If you are looking for lessons and material to make life a little easier, I do have a store packed with lessons that last 4-5 weeks.

To you who are full time (some of you)

Think about your day, your habits, your time wasters. You are privileged. You have the joy of serving full time and yet you waste tons of time on stuff that will not matter on earth or in eternity.  You waste so much time on frivolousness and trivia that you become unaware that you’re losing kids, losing momentum, and losing credibility.

You know the phrase “Rome burned while Nero played his fiddle.”? Well, it’s possible that you are, unnecessarily, burning time off the clock of our youth ministry careers to pursue stuff that, in the end, will not matter. This roller coaster road trip could end tomorrow or in 10 years, you don’t know. This is why time is so important and should not be wasted.

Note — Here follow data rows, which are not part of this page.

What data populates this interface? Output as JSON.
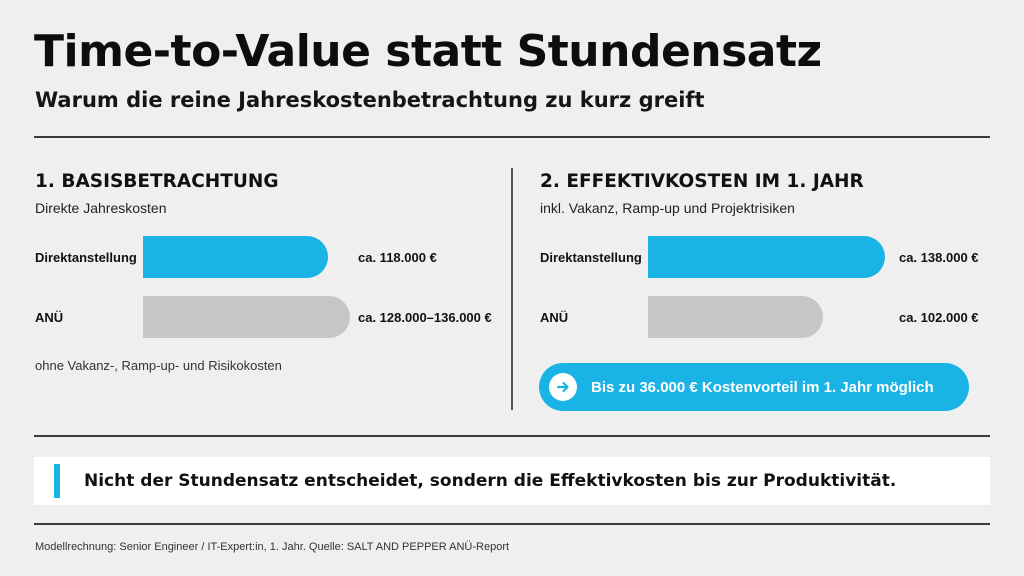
{
  "header": {
    "title": "Time-to-Value statt Stundensatz",
    "subtitle": "Warum die reine Jahreskostenbetrachtung zu kurz greift"
  },
  "colors": {
    "accent": "#1ab3e5",
    "neutral_bar": "#c6c6c6",
    "background": "#efefef"
  },
  "chart_data": [
    {
      "type": "bar",
      "orientation": "horizontal",
      "title": "1. BASISBETRACHTUNG",
      "subtitle": "Direkte Jahreskosten",
      "categories": [
        "Direktanstellung",
        "ANÜ"
      ],
      "values": [
        118000,
        132000
      ],
      "value_labels": [
        "ca. 118.000 €",
        "ca. 128.000–136.000 €"
      ],
      "value_ranges": [
        null,
        [
          128000,
          136000
        ]
      ],
      "series_colors": [
        "#1ab3e5",
        "#c6c6c6"
      ],
      "unit": "€",
      "note": "ohne Vakanz-, Ramp-up- und Risikokosten"
    },
    {
      "type": "bar",
      "orientation": "horizontal",
      "title": "2. EFFEKTIVKOSTEN IM 1. JAHR",
      "subtitle": "inkl. Vakanz, Ramp-up und Projektrisiken",
      "categories": [
        "Direktanstellung",
        "ANÜ"
      ],
      "values": [
        138000,
        102000
      ],
      "value_labels": [
        "ca. 138.000 €",
        "ca. 102.000 €"
      ],
      "series_colors": [
        "#1ab3e5",
        "#c6c6c6"
      ],
      "unit": "€",
      "callout": "Bis zu 36.000 € Kostenvorteil im 1. Jahr möglich"
    }
  ],
  "icons": {
    "callout_icon": "arrow-right-icon"
  },
  "summary": "Nicht der Stundensatz entscheidet, sondern die Effektivkosten bis zur Produktivität.",
  "footer": "Modellrechnung: Senior Engineer / IT-Expert:in, 1. Jahr. Quelle: SALT AND PEPPER ANÜ-Report"
}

How To Kill This Excuse: Discipline

Now, if you’re happy with a lifestyle where you get to snub your nose at time, go all in, enjoy. But, if you’re complaining about your ministry, your lack of kids, your lack of vision, the lack of passion, please don’t use the excuse that you do not have enough time. You have control over that and you know something has to go.

Stop

bingeing Netflix/Hulu etc.
Playing on the computer
Spending so much time playing golf
Watching so much T.V.

Pick your poison. I know all work and no play makes Jack a dull boy and  I am not against play, fun or any of the things I have listed above. For a time, a season, you may have to put some of this away so you can work on a skill you need such as

Take college course in person or online
Watch Youtube videos about a youth ministry subject
Join a community where you can build your skills
Seek out a coach for extra help and encouragement
Take a class at the Y or the library

There are options available to us all, the question is whether you will accept the discipline to do it.

You can’t  make excuses and make a difference at the same time.

Redeem your time. Buy it back, or if it’s been kidnapped, go Taken on it and get it back at any cost.